The scientists used a mouse model of skin SCC induced by a chemical carcinogen, which is the most frequently used mouse model in cancer research. They studied the genetic abnormalities in premalignant and fully malignant tumors, as well as their metastases. They used state-of-the-art high throughput sequencing technologies, known as “next generation sequencing” or NGS.

The study defines the entire landscape of mutations, including point mutations as well as chromosome amplifications and deletions, that lead to mouse skin cancer formation and progression.

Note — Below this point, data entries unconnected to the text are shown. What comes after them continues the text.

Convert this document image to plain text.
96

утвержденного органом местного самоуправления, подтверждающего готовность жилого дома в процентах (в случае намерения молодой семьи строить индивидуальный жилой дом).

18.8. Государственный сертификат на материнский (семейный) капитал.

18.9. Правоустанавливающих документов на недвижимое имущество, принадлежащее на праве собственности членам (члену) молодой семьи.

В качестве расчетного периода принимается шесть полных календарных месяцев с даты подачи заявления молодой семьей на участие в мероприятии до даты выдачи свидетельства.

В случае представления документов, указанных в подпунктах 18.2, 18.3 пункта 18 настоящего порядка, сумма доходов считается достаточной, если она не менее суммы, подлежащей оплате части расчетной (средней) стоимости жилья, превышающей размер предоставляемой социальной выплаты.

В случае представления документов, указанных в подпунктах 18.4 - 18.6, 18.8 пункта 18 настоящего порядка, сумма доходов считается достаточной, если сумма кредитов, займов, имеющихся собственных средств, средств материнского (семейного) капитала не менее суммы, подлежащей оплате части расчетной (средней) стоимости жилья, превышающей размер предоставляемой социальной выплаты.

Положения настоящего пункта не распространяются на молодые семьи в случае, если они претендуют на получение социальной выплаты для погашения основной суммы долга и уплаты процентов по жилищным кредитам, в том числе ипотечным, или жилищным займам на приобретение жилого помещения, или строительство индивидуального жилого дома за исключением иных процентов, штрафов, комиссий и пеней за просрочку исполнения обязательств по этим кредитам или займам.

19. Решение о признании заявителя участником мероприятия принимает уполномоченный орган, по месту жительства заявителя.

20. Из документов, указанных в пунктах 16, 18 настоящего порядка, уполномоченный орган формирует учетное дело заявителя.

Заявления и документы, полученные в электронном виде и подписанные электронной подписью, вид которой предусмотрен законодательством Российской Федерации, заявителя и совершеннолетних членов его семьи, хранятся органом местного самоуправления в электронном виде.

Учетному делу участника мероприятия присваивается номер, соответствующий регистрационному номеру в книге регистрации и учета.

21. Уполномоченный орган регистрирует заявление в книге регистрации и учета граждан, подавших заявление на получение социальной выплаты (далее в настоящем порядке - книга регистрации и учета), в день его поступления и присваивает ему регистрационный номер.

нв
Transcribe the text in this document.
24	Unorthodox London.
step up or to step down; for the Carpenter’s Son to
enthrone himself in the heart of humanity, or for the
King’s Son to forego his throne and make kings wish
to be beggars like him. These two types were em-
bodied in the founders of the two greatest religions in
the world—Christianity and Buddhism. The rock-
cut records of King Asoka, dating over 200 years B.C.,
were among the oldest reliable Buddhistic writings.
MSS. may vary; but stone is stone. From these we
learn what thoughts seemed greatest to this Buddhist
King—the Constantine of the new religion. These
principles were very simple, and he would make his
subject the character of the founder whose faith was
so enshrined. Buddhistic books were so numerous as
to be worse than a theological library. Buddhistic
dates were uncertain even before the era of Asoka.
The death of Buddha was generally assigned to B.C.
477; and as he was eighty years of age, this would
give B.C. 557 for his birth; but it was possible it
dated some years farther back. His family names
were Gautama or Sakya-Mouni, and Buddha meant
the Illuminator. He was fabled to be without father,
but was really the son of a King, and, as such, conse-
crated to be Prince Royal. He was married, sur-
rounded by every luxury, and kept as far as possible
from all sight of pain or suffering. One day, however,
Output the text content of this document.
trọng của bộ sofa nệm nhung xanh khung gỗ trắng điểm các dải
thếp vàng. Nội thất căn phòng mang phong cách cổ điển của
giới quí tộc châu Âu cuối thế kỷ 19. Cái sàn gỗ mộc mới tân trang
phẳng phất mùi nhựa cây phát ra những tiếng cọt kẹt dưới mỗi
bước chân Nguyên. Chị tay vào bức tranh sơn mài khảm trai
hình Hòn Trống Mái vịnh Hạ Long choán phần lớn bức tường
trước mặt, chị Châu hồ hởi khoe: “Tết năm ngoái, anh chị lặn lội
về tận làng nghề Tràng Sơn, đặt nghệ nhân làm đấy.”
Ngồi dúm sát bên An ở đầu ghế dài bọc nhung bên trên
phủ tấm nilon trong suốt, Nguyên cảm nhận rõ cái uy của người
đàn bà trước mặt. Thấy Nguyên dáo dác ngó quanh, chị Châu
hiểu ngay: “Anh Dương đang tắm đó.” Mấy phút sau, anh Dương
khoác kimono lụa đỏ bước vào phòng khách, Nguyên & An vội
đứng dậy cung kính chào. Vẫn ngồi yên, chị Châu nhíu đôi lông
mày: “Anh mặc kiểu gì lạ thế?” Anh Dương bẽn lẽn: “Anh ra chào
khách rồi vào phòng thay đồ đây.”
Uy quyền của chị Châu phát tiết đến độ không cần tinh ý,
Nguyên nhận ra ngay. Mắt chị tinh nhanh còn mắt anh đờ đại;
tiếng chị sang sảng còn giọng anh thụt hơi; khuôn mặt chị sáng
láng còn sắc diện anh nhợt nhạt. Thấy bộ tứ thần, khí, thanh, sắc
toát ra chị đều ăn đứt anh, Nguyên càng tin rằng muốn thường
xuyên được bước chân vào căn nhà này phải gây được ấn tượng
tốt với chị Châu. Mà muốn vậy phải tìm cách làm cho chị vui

The authors commented that they observed striking similarity between mutated genes in carcinogen-induced mouse SCC and human SCCs, which confirms the relevance of mouse models for understanding human cancer.

By analyzing the genetic abnormalities that accompanied the progression from a benign tumor to fully malignant and invasive tumors, the researchers found that tumor progression was not accompanied by additional point mutations but rather by larger chromosomal copy number alterations, leading to the amplification or deletion of important genes controlling tumor formation.

Finally, by reconstructing the lineage tree of primary cancers and their metastasis, the authors demonstrated that very few additional mutations were found in metastasis, suggesting that metastasis could be regulated by other additional non-genetic mechanisms.

“The identification of the genetic landscape of the most frequently used cancer model is an important step forward in our understanding of key genetic events leading to mouse tumorigenesis, which are very similar to the ones found in with human cancers,” said Blanpain. “This information is essential to rationalize and prioritize the development of new models that better mimic human cancer and will be critical to understand the function of all the new cancer drivers recently discovered, and will be helpful for the development of new therapeutic approaches.”